This was probably not quite as funny for me as Brown’s Darth Vader and Son, but it still had tons of laughs for Star Wars fans. (2013)


Clink, an older model robot, thinks he will never find a home. Patience and show tunes will change all that, though! Pretty darn cute. I’d recommend for grades K-5. (2011)


I haven’t read all Jeffers books, but this is by far my favorite. Lovely, lovely! A boy meets a sad penguin and wants to help. The journey they take is quite the bonding adventure and it becomes a lovely tale of friendship. I can’t help but think of another sweet penguin, from Yoon’s Penguin books. Recommend for grades K-5. (2005)

Finished these novels. . .

I finished this 1944 Newbery Medal winner, which was actually a re-read for me from long ago with my eighth grade teacher, Mr. Bromley. I recall enjoying it then, as I was fascinated with American history, and I enjoyed it a lot this time as well.
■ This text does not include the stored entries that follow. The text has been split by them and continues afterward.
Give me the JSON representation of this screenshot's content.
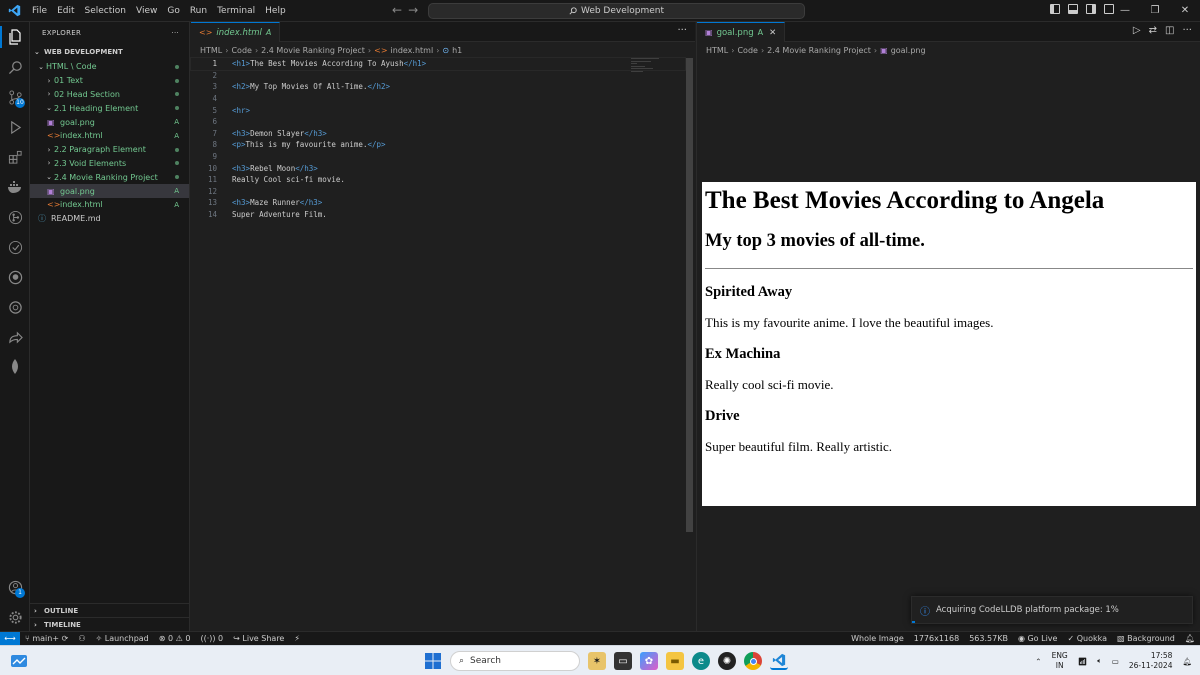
{
  "menu": [
    "File",
    "Edit",
    "Selection",
    "View",
    "Go",
    "Run",
    "Terminal",
    "Help"
  ],
  "command_center": "Web Development",
  "activity_badges": {
    "source_control": "10",
    "accounts": "1"
  },
  "explorer": {
    "title": "EXPLORER",
    "workspace": "WEB DEVELOPMENT",
    "items": [
      {
        "label": "HTML \\ Code",
        "status": "dot"
      },
      {
        "label": "01 Text",
        "status": "dot"
      },
      {
        "label": "02 Head Section",
        "status": "dot"
      },
      {
        "label": "2.1 Heading Element",
        "status": "dot"
      },
      {
        "label": "goal.png",
        "status": "A"
      },
      {
        "label": "index.html",
        "status": "A"
      },
      {
        "label": "2.2 Paragraph Element",
        "status": "dot"
      },
      {
        "label": "2.3 Void Elements",
        "status": "dot"
      },
      {
        "label": "2.4 Movie Ranking Project",
        "status": "dot"
      },
      {
        "label": "goal.png",
        "status": "A"
      },
      {
        "label": "index.html",
        "status": "A"
      },
      {
        "label": "README.md",
        "status": ""
      }
    ],
    "outline": "OUTLINE",
    "timeline": "TIMELINE"
  },
  "left_editor": {
    "tab_label": "index.html",
    "tab_status": "A",
    "breadcrumb": [
      "HTML",
      "Code",
      "2.4 Movie Ranking Project",
      "index.html",
      "h1"
    ],
    "lines": [
      {
        "n": "1",
        "pre": "",
        "open": "<h1>",
        "text": "The Best Movies According To Ayush",
        "close": "</h1>"
      },
      {
        "n": "2",
        "pre": "",
        "open": "",
        "text": "",
        "close": ""
      },
      {
        "n": "3",
        "pre": "",
        "open": "<h2>",
        "text": "My Top Movies Of All-Time.",
        "close": "</h2>"
      },
      {
        "n": "4",
        "pre": "",
        "open": "",
        "text": "",
        "close": ""
      },
      {
        "n": "5",
        "pre": "",
        "open": "<hr>",
        "text": "",
        "close": ""
      },
      {
        "n": "6",
        "pre": "",
        "open": "",
        "text": "",
        "close": ""
      },
      {
        "n": "7",
        "pre": "",
        "open": "<h3>",
        "text": "Demon Slayer",
        "close": "</h3>"
      },
      {
        "n": "8",
        "pre": "",
        "open": "<p>",
        "text": "This is my favourite anime.",
        "close": "</p>"
      },
      {
        "n": "9",
        "pre": "",
        "open": "",
        "text": "",
        "close": ""
      },
      {
        "n": "10",
        "pre": "",
        "open": "<h3>",
        "text": "Rebel Moon",
        "close": "</h3>"
      },
      {
        "n": "11",
        "pre": "",
        "open": "",
        "text": "Really Cool sci-fi movie.",
        "close": ""
      },
      {
        "n": "12",
        "pre": "",
        "open": "",
        "text": "",
        "close": ""
      },
      {
        "n": "13",
        "pre": "",
        "open": "<h3>",
        "text": "Maze Runner",
        "close": "</h3>"
      },
      {
        "n": "14",
        "pre": "",
        "open": "",
        "text": "Super Adventure Film.",
        "close": ""
      }
    ]
  },
  "right_editor": {
    "tab_label": "goal.png",
    "tab_status": "A",
    "breadcrumb": [
      "HTML",
      "Code",
      "2.4 Movie Ranking Project",
      "goal.png"
    ],
    "preview": {
      "h1": "The Best Movies According to Angela",
      "h2": "My top 3 movies of all-time.",
      "movies": [
        {
          "title": "Spirited Away",
          "desc": "This is my favourite anime. I love the beautiful images."
        },
        {
          "title": "Ex Machina",
          "desc": "Really cool sci-fi movie."
        },
        {
          "title": "Drive",
          "desc": "Super beautiful film. Really artistic."
        }
      ]
    }
  },
  "notification": "Acquiring CodeLLDB platform package: 1%",
  "statusbar": {
    "branch": "main+",
    "launchpad": "Launchpad",
    "errors": "0",
    "warnings": "0",
    "ports": "0",
    "live_share": "Live Share",
    "whole_image": "Whole Image",
    "dimensions": "1776x1168",
    "size": "563.57KB",
    "go_live": "Go Live",
    "quokka": "Quokka",
    "background": "Background"
  },
  "taskbar": {
    "search_placeholder": "Search",
    "lang_line1": "ENG",
    "lang_line2": "IN",
    "time": "17:58",
    "date": "26-11-2024"
  },
  "colors": {
    "accent": "#0078d4",
    "git_added": "#73c991",
    "tag": "#569cd6"
  }
}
Forbes provides historic details and creates good tension along the way. I’d urge readers today to dig this one out, though sufficient background knowledge of the Revolutionary War will definitely be needed. I found myself even having to brush up on the details of the Boston Tea Party.


This was a long time going as a read aloud, but not because of the story’s quality! So intricate and exciting, it had my third grader on the edge of her seat at every chapter. Sage, a young orphan is swept up into an elaborate plot to falsely present Carthya’s long-lost prince. Nielsen’s characters are complex and often flawed and she throws them into a suspenseful and politically charged plot, which makes for a great read aloud. I could see where the “big” plot line was heading, but it was great to hear my daughter speculate about oddities in the story as she drew her own conclusions. We are very much looking forward to book 2, The Runaway King, but decided we are going to wait so that we don’t have a huge long time before the concluding book, The Shadow Throne, in the series arrives in the spring of 2014. I’d recommend this one for independent readers grades 5-9, or third grade and up as a read aloud. (2012)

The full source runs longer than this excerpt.